Moving on from an talk of creature rebellions and robot apocalypses, Rudolph and Kimmel then reminisced about the enduring prescience of Mike Judge’s Idiocracy, where Maya, of course, played time-frozen prostitute-turned-First-Lady Rita in a land ruled by the vapid and ridiculous. Kimmel noted the similarities between Idiocracy America’s blustering and over-his-head former pro wrestler President Camacho (Terry Crews), and the fact that America eventually and actually elected a member of the WWE Hall Of Fame to lead it, something Rudolph could only acknowledge in solemn appreciation of Judge’s prognostications. (Plus, Crocs. Dumb plastic shoes that “make[s] your foot look like Barney Rubble”? Sure. But Rudolph admits she has many, many pairs at home.) As Rudolph put it, a movie about “dumb-dumbs in the future” played to her kids in the 2016-2020 present like a documentary. At least the giant spiders haven’t arrived yet.

31 Comments

  • dwarfandpliers-av says:

    she was bitten by a black widow the day after being stung by a bee and needing antibiotics? is she related to Meredith from the Office?

    • modusoperandi0-av says:

      Each time only makes Maya Rudolf stronger!

      • dwarfandpliers-av says:

        as long as she doesn’t become some kind of malevolent bee-spider hybrid…but Maya Rudolph is delightful, she’d never let that happen.

    • frankwalkerbarr-av says:

      Was it a particularly unclean bee?

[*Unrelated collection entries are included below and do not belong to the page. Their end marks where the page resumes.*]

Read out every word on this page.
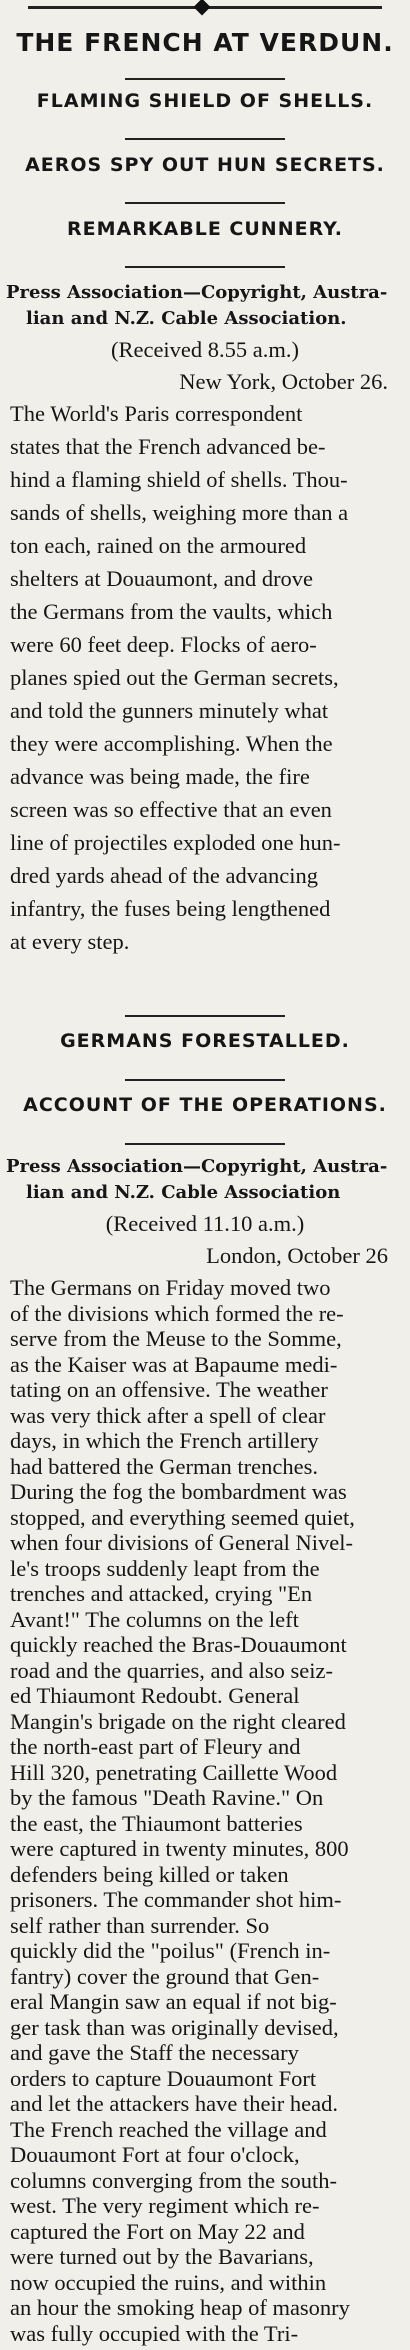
THE FRENCH AT VERDUN.
FLAMING SHIELD OF SHELLS.
AEROS SPY OUT HUN SECRETS.
REMARKABLE CUNNERY.
Press Association—Copyright, Austra-
lian and N.Z. Cable Association.
(Received 8.55 a.m.)
New York, October 26.
The World's Paris correspondent
states that the French advanced be-
hind a flaming shield of shells. Thou-
sands of shells, weighing more than a
ton each, rained on the armoured
shelters at Douaumont, and drove
the Germans from the vaults, which
were 60 feet deep. Flocks of aero-
planes spied out the German secrets,
and told the gunners minutely what
they were accomplishing. When the
advance was being made, the fire
screen was so effective that an even
line of projectiles exploded one hun-
dred yards ahead of the advancing
infantry, the fuses being lengthened
at every step.
GERMANS FORESTALLED.
ACCOUNT OF THE OPERATIONS.
Press Association—Copyright, Austra-
lian and N.Z. Cable Association
(Received 11.10 a.m.)
London, October 26
The Germans on Friday moved two
of the divisions which formed the re-
serve from the Meuse to the Somme,
as the Kaiser was at Bapaume medi-
tating on an offensive. The weather
was very thick after a spell of clear
days, in which the French artillery
had battered the German trenches.
During the fog the bombardment was
stopped, and everything seemed quiet,
when four divisions of General Nivel-
le's troops suddenly leapt from the
trenches and attacked, crying "En
Avant!" The columns on the left
quickly reached the Bras-Douaumont
road and the quarries, and also seiz-
ed Thiaumont Redoubt. General
Mangin's brigade on the right cleared
the north-east part of Fleury and
Hill 320, penetrating Caillette Wood
by the famous "Death Ravine." On
the east, the Thiaumont batteries
were captured in twenty minutes, 800
defenders being killed or taken
prisoners. The commander shot him-
self rather than surrender. So
quickly did the "poilus" (French in-
fantry) cover the ground that Gen-
eral Mangin saw an equal if not big-
ger task than was originally devised,
and gave the Staff the necessary
orders to capture Douaumont Fort
and let the attackers have their head.
The French reached the village and
Douaumont Fort at four o'clock,
columns converging from the south-
west. The very regiment which re-
captured the Fort on May 22 and
were turned out by the Bavarians,
now occupied the ruins, and within
an hour the smoking heap of masonry
was fully occupied with the Tri-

Antibiotics work against bacteria. I don’t see how they would be relevant to either bee stings or spider bites.

      • dwarfandpliers-av says:

        I suppose (hand-waving argument coming) if the stinger broke the skin, and everyone has bacteria on their skin (usually staph), that staph could get into the body via the break in the skin and maybe cause a slight infection? Maybe she has a weakened immune system?  Or (equally possible and annoying) her doctor (or she) is one of those people who just gives antibiotics out like candy without thought for creating antibiotic resistant bacteria.

      • themarketsoftener-av says:

        I suppose it’s possible she got some other kind of medication and as a non-professional she just referred to it by the wrong name?(I’m not a professional either, so I have no idea what treatment might be effective for both a bee sting and a spider bite, if any.)

        • briliantmisstake-av says:

          This seems likely. She probably was on antihistamines.

        • therobobunny-av says:

          I was bitten by a spider a while back, and they gave me two different antibiotics for it. A general antibiotic, and a separate one that they said was specifically used for spider bites. They told me to take them consecutively, because if I took them in parallel their combined power would cause chaos in my intestines.

  • toddisok-av says:

    How aboutVs. The Machines

  • hamiltonistrash-av says:

    about half the current cast could get bitten and it wouldn’t hurt the level of comedy

  • roadshell-av says:

    “if you recall, Rudolph’s character is bitten by a poisonous snake”Venomous, not poisonous.

  • highlikeaneagle-av says:

    I’d be the one demanding that the spa be burned to the fucking ground so nobody ever has to set foot in such an accursed place again. I’m not sure I’ll sleep again after reading this.

    • lostlimey296-av says:

      What’s so terrible about a nude Maya Rudolph?

    • pocrow-av says:

      There are a lot of black widows around Southern California in the summer. But joke’s on you: We already do our best to burn everything each summer as is.

  • m0rtsleam-av says:

    I knew a guy who got bit by a black widow at a park in Boston of all places. He sat down on an old bench and later found a painful swelling in the back of his knee. At first he thought maybe it a bee sting or a tick, but then his entire knee turned black. He wound up in hospital with breathing problems, and they put him in the isolation ward for two days. He was supposed to fly to Michigan to stand up in a wedding. He was placed on a heavy dose of antibiotics and monitored and finally released about an hour before the flight. He just made it. But it was an outdoor wedding and he a.) could barely stand, and b.) couldn’t be in the sun and c.) couldn’t drink at the reception.

  • noturtles-av says:

    I suspect that they gave her an antihistamine, not an antibiotic.